What I Learned from Restarting my CLI Project Halfway through Project Week

Posted by Kristin Kraemer on July 14, 2019

Starting out on Project week I was beyond excited to put together my own gem. I attended the study group for class that week that went over set up, and thought I pretty much understood how to set it up and what to do. So I started coding, working on mimicking things I’d done in past labs dealing with classes and/or scraping. By the end of the first week I had written lots of code but … it wasn’t working.

At this point, I started looking at resources on learn and that our cohort lead had been kind enough to supply. I decided to re-start the project following along with a video that went through set up in detail.
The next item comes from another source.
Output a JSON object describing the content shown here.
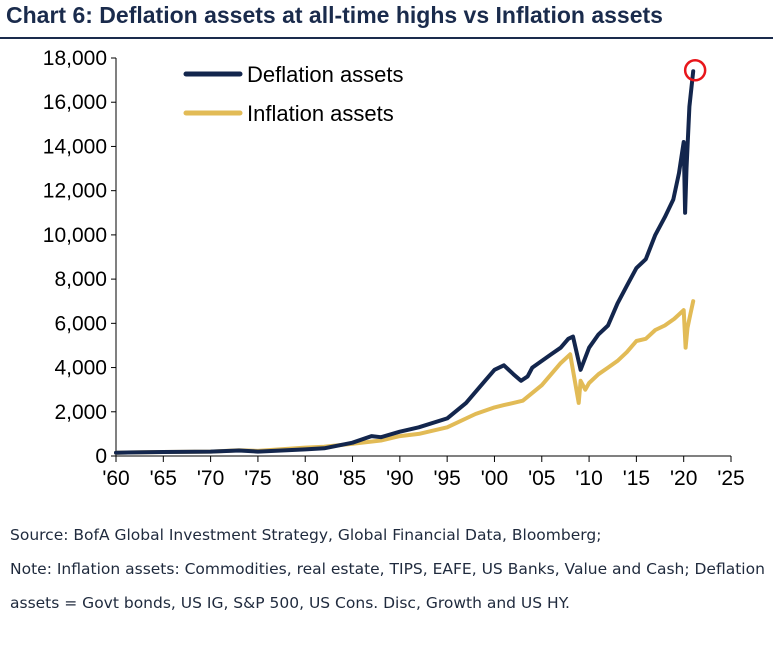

From this, I learned two things- always use the resources available, and that the set up is really important. After successfully setting up my project, the methods I had written out in the first draft worked and I was able to re-use methods from my scraper class and class that created objects from the information scraped. Now, I’m taking a look at that first version I abandoned to see where the set up went wrong. I’m going to walk you through my process:

bin/run:

Original: has the shebang indicating the file should be interpreted as ruby requires the version file Instantiates an instance of the CLI class and calls on the “call” method require_relative the environment folder

Final: The only different is that it doesn’t require the version file.

When I try to run the program by typing “bin/run” in terminal I get an error:

/usr/local/rvm/rubies/ruby-2.6.1/lib/ruby/site_ruby/2.6.0/rubygems/core_ext/kernel_require.rb:54:in `require': cannot load such file -- ../lib/cli/version.rb (LoadError)

I changed “require” to “require_relative” in the original.

My new error message indicates an unitialized constant “Horoscopes::CLI”.

Environment.rb: The environment folder is where things really start to get different. In my final version I require all other ruby gems, and have “require_relative” for all files in the environment folder. In the original, I have require relative for the version file, and the cli file.

Okay, so now I’m moving my “require ‘nokogiri’” and others into the environment folder of my original project, and using “require_relative” to require my scraper class, and zodiac sign class. I’m removing all those requirements from each of the individual cli.rb, scraper.rb and zodiacsign.rb files.

Still getting the same error message.

gemspec:

Missing from the Original, is the following:

spec.add_development_dependency "pry"
  
 spec.add_dependency "nokogiri"

The development dependency is useful for when the gem is being modifying, and the other dependency is needed for when the program is running. I’ve added in these dependencies to the Original.

Still no luck with the error message.

I decided to run “bundle install” after making these edits. I got these error messages:

[!] There was an error parsing `Gemfile`:
[!] There was an error while loading `cli.gemspec`: uninitialized constant CLI
Did you mean?  CGI. Bundler cannot continue.

Looks like I’m heading over to my Gemfile.

Gemfile:

In the Original, I have a lot more in my Gemfile. Here’s what is extra in the Gemfile:

require "open-uri"
require "nokogiri”
group: development do 
Gem ‘pry’
end’

Now I know that the dependencies are all in the gemspec file and required in the environment, so I’m going to remove them from the gemfile.

I’m still getting the same error message above. In like 8 of the Original gemspec file I have:

	spec.version  = CLI::VERSION

I look in the version folder. My module is named “Horoscopes”, not “CLI”. I’m changing “CLI” to “Horoscopes”, because the VERSION is indicated in that module.

“bundle install” will now run successfully.

But I’m still getting the same uninitialized constant error message.

I’m going back to the beginning and looking at bin/run. Earlier I had said the only difference was that the version file wasn’t required in the Original. That’s not technically true. The environment file appears first. I’m putting the environment file, where everything (all the files and required gems) is stored, ahead of where I’m instantiating an instance of my cli class. Now, my cli class was working.

Spending the time to go through all of this makes me realize how important the set up of a program is, and understanding the importance of what information is going in each file. Going through all this, it makes sense that the environment file has to come first sequentially. Without that by bin/run file doesn’t know about all of the classes and methods I’m trying to access. Writing out the scraper class, and the cli class is a lot more fun. But after this project I will never try to brush past intricacies of the gemspec file or the environment file again.